Paul’s Use of Metaphors

Finlan goes on to the heart of his PhD, Paul’s use of cultic metaphor. His thesis here is that Paul uses multiple metaphors and models to ullustrate the meaning of the death of Christ. Paul refers to Christ’s death in terms of sacrificial sin-sprinkling and sin-bearing scapegoat. He also appears to have made references to the Hellenistic rhetoric of nobly dying for his people (later seen in terms of martyrdom). He goes on to use social metaphors to describe the beneficial results of Christ’s death for believers: justification (from the legal court), reconciliation (diplomatic metaphor), and adoption (family metaphor), and ransom (freedom for slaves). Paul used many of these metaphors in the same sentence, focusing on the many meanings of the death of Jesus, rather than developing a systematic theology. It was in the combination of the metaphors that the concept of penal substitution began to emerge.

I like this quote from Finlan:

“In the interests of making the Gospel marketable, Paul poured the new wine into old conceptual forms, spiced with a dose of spiritualizing, and enlivened by the real spiritual experience that he and his fellows were having. But this means that some incompatible religious ideas were yoked together. Whatever could “preach” could stay; but this has caused confusions to later Christians”.

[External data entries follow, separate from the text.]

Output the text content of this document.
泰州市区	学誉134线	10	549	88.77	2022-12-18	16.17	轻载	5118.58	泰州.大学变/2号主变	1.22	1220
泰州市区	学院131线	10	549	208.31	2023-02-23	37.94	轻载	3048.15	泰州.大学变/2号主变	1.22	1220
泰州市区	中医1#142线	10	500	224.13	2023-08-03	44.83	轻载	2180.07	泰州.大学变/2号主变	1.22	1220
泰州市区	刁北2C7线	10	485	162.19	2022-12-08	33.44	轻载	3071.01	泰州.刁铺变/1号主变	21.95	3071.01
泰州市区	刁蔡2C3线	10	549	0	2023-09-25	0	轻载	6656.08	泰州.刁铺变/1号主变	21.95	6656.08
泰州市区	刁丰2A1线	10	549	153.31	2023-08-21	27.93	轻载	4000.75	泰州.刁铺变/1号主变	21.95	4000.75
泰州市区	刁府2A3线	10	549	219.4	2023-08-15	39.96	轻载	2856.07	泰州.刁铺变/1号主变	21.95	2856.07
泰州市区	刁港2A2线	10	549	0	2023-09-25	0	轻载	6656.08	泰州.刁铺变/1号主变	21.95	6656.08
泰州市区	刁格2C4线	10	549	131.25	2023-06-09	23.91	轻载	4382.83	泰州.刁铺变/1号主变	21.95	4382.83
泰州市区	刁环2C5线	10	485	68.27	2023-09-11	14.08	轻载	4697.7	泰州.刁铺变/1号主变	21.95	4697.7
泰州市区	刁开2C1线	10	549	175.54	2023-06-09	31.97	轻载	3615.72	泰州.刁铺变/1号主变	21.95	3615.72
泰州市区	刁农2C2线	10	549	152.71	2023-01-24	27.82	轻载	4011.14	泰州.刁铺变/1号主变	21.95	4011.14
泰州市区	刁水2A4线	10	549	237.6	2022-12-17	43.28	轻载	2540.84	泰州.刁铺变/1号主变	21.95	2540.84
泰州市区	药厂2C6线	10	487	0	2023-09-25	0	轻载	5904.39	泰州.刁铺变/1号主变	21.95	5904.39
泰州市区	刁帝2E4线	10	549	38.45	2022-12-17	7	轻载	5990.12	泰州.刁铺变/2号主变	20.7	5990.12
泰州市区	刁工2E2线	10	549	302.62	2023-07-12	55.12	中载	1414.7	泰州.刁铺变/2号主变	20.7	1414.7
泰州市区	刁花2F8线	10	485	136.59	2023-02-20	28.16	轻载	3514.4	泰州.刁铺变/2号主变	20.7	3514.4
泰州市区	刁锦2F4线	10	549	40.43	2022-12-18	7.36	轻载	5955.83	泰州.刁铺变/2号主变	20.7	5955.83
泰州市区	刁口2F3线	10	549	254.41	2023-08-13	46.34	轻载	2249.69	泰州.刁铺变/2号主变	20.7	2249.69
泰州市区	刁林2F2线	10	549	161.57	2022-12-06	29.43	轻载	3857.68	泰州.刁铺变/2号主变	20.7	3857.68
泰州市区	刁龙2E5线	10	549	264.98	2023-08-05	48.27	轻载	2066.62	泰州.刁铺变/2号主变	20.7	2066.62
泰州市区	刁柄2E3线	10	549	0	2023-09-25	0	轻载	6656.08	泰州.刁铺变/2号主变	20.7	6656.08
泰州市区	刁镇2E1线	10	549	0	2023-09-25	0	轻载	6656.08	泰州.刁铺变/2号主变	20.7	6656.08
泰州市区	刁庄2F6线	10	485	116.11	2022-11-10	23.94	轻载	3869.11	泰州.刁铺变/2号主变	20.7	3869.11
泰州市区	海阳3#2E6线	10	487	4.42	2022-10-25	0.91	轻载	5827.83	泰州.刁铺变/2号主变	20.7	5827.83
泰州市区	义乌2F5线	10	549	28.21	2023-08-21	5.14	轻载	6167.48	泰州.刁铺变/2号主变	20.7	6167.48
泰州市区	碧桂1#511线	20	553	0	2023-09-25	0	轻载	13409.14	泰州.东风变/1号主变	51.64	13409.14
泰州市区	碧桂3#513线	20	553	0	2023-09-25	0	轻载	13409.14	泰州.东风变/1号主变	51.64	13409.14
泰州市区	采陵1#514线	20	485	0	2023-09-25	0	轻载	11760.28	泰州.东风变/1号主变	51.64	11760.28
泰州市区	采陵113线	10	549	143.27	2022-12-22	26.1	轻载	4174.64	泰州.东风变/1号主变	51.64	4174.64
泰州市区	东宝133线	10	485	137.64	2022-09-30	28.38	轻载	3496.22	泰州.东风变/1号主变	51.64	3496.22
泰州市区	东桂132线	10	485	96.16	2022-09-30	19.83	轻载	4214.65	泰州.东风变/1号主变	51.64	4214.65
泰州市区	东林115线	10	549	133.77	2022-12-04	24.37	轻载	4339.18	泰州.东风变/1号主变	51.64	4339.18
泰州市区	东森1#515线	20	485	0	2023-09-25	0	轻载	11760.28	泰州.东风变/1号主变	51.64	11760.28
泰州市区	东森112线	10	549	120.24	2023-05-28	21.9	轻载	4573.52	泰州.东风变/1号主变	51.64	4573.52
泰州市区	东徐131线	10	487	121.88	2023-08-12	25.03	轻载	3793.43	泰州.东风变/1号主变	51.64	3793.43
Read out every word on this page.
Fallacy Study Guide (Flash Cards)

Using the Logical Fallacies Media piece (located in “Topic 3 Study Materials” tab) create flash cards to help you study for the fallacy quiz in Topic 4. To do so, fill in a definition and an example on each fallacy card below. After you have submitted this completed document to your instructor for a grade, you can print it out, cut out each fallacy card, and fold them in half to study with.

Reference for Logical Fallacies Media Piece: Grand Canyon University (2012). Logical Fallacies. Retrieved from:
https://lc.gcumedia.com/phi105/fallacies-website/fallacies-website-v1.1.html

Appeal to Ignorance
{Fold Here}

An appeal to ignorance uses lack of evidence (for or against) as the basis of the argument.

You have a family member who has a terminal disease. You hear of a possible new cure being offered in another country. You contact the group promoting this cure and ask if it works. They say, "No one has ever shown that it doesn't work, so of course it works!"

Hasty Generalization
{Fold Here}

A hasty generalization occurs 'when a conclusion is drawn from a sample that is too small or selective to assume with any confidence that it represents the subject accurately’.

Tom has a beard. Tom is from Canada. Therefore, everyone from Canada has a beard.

Buy your copy of Stephen Finlan’s Problems With Atonement online at Amazon.com

Atonement After Paul

Finlan provides an analysis of atonement doctrines developed in the early Church (Patristic theologians), medieval Church and Reformation movement.

Rescue Theories

Finlan classes together the Christus Victor and so-called ransom theories as the Rescue Theories - concepts of cosmic rescue and triumph over evil forces. Irenaeus sees Christ rescuing humanity by rescuing human nature itself. Origen of Alexandria sees the whole of life and teaching of Christ as saving. Athanasius, bishop of Alexandria, is described as seeing salvation as a salvage and restoration job that emanates from the incarnation itself. Augustine combines a ransom theory (tricking the devil) with a judicial theory in which Christ takes the penalty for our sin.

Satisfaction Theory

Finlan writes that Anselm (11th century) constructed a theory based on the social structure of his time, providing a feudal structure to salvation. God, the offended Lord, must have compensation for the affront to his honor by sinful humanity.

Moral Influence Theory

Peter Abelard, not long after Anselm, rejected all ransom and satisfaction theories, focusing instead on the moral effect of Christ’s life and death on the person who honestly believes it. Abelard pointed out that the whole of Jesus’ life counted, not just the violent end.

Reformation Theories

Finlan explores the atonement theories developed by Luther and Calvin. He points to the doctrines of absolute depravity, universal guilt and a ‘horrifying transfer of divine wrath to the undeserving Son’ as monstrous teachings that have made Christianity unpalatable to believers.

I think this section is perhaps the weakest in Finlan’s book. Finlan gives us a conflated view of the voices of the Reformation, focusing largely on Luther, ignoring the large number of alternative voices of the time.

The Incarnation

Finlan is concerned that the primary Christian doctrine of the incarnation has been interpreted through secondary doctrines such as substitutionary atonement, rather than the other way around. He acknowledges the concern that the rejection of such secondary doctrines can lead to a wholesale rejection of all doctrine. He acknowledges that much of Paul’s writing points to the life and death and resurrection of Jesus in terms of atonement metaphors. Finlan hopes to convince his readers to read the rest of the Hebrew and Christian scriptures without imposing the ‘penal substitionary atonement’ model on them. He concludes with the thought that the early Christian doctrine of theosis may be a useful way ahead in developing a deep and useful understanding of Christ.

I’ll finish with a quote from a quote from Paul’s letter to the Corinthians (2 Cor 5:19):

“God was in Christ, reconciling the world unto Himself”.

As I read the text around that statement, I’ll be reading with an appreciation of the many metaphors being used by Paul. I’ll also be looking to see what difference it makes to read through with the doctrine of incarnation as the lense.